Before making the decision to go back to school, I felt it was important to spend more time in the hospital and with patients—to see if nursing was truly the right path for me. So for the past few months I have been volunteering on a step-down and neurology ward at Beth Israel and in the ED and cardiac units at Columbia Presbyterian. What I have learned is that RNs work really hard and play a very important role in the quality of a patient’s stay in the hospital and that I like working in the hospital. I’ve also learned that I want more than hard work; I want the responsibility that comes with being an NP, that is to say, taking part in the diagnostic, prescriptive and educational aspects of care.

From what I can tell I would make a good nurse practitioner. I love working with people and health care connects with something in me. I have a lot of patience, energy, compassion and intelligence to offer patients. I even know what it’s like to be hospitalized in a foreign country. This type of cultural understanding as well as my language skills in French and Spanish should come in handy, as immigrant patients so often make up the underserved populations that I hope to care for.

Ten to 15 years from now, I hope to have gained enough experience and confidence to be an important member of a clinic or practice, while still spending time in a hospital setting (to stay connected). I’m also interested in teaching, and could foresee pursuing a doctoral program towards that end—as well as to gain more training and knowledge. I think that teaching is one of the best ways to really find out if you have learned or know something; as the saying goes, ‘learn one, do one, teach one.’

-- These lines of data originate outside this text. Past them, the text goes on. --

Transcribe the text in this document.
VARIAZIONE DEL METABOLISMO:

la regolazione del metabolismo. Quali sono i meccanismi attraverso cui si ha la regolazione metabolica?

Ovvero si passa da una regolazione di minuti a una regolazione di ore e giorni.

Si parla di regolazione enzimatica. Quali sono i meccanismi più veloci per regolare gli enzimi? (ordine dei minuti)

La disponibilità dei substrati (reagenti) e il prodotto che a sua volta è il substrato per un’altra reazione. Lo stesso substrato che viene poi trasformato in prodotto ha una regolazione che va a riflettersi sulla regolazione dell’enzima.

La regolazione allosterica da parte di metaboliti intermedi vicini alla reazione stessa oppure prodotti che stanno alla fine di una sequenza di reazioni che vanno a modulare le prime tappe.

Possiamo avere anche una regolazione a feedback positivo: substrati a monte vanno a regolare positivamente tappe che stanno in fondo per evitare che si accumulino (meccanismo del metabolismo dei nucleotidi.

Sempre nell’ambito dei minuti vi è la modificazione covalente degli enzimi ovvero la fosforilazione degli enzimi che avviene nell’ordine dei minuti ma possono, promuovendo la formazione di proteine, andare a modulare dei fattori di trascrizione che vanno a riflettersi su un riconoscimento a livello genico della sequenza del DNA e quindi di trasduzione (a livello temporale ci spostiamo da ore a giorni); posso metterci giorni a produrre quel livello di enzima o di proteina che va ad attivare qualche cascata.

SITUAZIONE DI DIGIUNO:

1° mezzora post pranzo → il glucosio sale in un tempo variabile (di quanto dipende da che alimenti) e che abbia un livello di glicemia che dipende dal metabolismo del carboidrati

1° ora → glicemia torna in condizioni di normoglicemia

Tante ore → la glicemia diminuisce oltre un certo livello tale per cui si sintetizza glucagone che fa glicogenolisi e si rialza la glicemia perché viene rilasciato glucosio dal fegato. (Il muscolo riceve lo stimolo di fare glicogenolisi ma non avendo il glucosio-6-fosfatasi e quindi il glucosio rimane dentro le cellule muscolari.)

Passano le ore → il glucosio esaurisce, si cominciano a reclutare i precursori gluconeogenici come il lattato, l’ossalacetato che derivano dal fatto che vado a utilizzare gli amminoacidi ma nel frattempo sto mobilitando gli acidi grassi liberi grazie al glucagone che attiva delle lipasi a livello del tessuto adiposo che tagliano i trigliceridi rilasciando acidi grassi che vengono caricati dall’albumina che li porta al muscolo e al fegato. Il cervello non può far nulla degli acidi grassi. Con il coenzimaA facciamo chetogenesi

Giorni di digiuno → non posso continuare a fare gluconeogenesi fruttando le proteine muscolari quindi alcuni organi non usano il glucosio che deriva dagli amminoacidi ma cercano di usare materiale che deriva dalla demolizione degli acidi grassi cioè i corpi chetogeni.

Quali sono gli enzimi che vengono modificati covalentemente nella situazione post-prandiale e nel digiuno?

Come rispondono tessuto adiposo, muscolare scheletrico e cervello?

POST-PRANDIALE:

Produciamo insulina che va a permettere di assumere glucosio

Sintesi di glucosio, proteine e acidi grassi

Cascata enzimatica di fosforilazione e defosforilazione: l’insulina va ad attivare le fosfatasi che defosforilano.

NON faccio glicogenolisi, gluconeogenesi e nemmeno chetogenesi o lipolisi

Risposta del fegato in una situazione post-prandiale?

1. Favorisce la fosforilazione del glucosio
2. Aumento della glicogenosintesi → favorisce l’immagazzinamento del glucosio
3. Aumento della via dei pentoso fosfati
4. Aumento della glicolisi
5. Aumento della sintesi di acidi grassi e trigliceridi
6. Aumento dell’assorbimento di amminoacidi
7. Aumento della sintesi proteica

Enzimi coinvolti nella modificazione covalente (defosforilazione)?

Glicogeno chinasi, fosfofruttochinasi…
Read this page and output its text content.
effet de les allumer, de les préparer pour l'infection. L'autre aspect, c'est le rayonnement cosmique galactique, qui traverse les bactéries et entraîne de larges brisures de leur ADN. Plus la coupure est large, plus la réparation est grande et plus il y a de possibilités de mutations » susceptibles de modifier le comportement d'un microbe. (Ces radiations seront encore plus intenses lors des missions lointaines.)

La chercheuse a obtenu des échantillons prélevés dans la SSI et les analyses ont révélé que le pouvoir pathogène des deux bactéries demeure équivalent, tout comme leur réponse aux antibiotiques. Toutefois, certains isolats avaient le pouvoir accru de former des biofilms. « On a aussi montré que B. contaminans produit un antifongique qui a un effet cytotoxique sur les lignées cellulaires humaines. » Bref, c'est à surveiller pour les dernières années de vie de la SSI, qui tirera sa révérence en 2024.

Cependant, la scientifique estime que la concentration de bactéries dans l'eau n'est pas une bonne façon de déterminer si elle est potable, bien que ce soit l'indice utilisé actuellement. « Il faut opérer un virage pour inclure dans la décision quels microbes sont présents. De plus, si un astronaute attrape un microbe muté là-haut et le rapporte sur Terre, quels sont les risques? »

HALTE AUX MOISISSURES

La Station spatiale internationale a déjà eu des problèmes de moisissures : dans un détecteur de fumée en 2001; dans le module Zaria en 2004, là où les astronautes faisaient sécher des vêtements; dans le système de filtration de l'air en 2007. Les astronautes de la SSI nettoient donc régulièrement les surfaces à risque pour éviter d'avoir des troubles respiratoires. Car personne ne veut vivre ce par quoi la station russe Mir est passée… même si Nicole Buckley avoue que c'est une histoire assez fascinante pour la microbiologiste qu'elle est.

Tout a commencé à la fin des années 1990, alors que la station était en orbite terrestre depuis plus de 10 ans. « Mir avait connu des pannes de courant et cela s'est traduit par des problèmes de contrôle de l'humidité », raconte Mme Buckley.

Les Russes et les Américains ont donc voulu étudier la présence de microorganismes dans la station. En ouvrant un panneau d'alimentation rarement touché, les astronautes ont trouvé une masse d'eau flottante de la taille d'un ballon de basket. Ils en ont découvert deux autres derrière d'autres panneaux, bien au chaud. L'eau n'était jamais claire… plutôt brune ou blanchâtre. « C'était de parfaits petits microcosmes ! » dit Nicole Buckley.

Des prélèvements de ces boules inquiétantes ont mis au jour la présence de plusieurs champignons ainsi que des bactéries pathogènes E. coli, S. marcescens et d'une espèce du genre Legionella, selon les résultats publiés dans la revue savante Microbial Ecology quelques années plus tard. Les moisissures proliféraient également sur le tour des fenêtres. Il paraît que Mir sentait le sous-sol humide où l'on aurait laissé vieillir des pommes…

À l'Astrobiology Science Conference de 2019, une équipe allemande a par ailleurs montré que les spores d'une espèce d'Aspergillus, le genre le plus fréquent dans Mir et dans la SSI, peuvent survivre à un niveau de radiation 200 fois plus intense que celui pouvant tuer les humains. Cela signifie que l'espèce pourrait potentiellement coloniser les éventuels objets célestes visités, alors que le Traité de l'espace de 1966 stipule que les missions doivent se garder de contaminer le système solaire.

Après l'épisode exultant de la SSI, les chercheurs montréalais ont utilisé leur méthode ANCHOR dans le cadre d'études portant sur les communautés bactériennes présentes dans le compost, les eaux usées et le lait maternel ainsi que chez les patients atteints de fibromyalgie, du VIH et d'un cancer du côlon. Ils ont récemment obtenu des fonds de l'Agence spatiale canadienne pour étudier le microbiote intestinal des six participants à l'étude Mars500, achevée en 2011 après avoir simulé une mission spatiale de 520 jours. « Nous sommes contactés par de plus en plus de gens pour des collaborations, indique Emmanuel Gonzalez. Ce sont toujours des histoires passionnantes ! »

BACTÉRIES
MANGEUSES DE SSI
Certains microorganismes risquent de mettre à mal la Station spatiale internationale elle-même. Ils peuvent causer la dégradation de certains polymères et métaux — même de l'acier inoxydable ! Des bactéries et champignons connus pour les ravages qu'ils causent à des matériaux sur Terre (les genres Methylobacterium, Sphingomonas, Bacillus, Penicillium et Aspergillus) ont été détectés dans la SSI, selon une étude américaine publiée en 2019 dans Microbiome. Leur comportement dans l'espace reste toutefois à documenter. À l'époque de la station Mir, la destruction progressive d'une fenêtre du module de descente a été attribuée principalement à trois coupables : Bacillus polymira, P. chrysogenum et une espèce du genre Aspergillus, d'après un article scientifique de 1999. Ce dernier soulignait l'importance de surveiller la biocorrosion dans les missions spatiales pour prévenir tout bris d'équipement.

My rabbi, another role model in my life, once told me something when we were studying together for my bar-mitzvah. He said to me, “Kevin, you’re a smart boy, but that’s not what makes you special. You’ve got a lot of energy and a good sense of humor, but these are also not what make you special. You have a big heart, that’s what makes you special.” I’ve never forgotten that. And I believe that it’s true that the only way you can lead people is by walking the path with them, and that the only paths worth walking in life are paths with heart. These are the paths that I hope to walk as a nurse practitioner.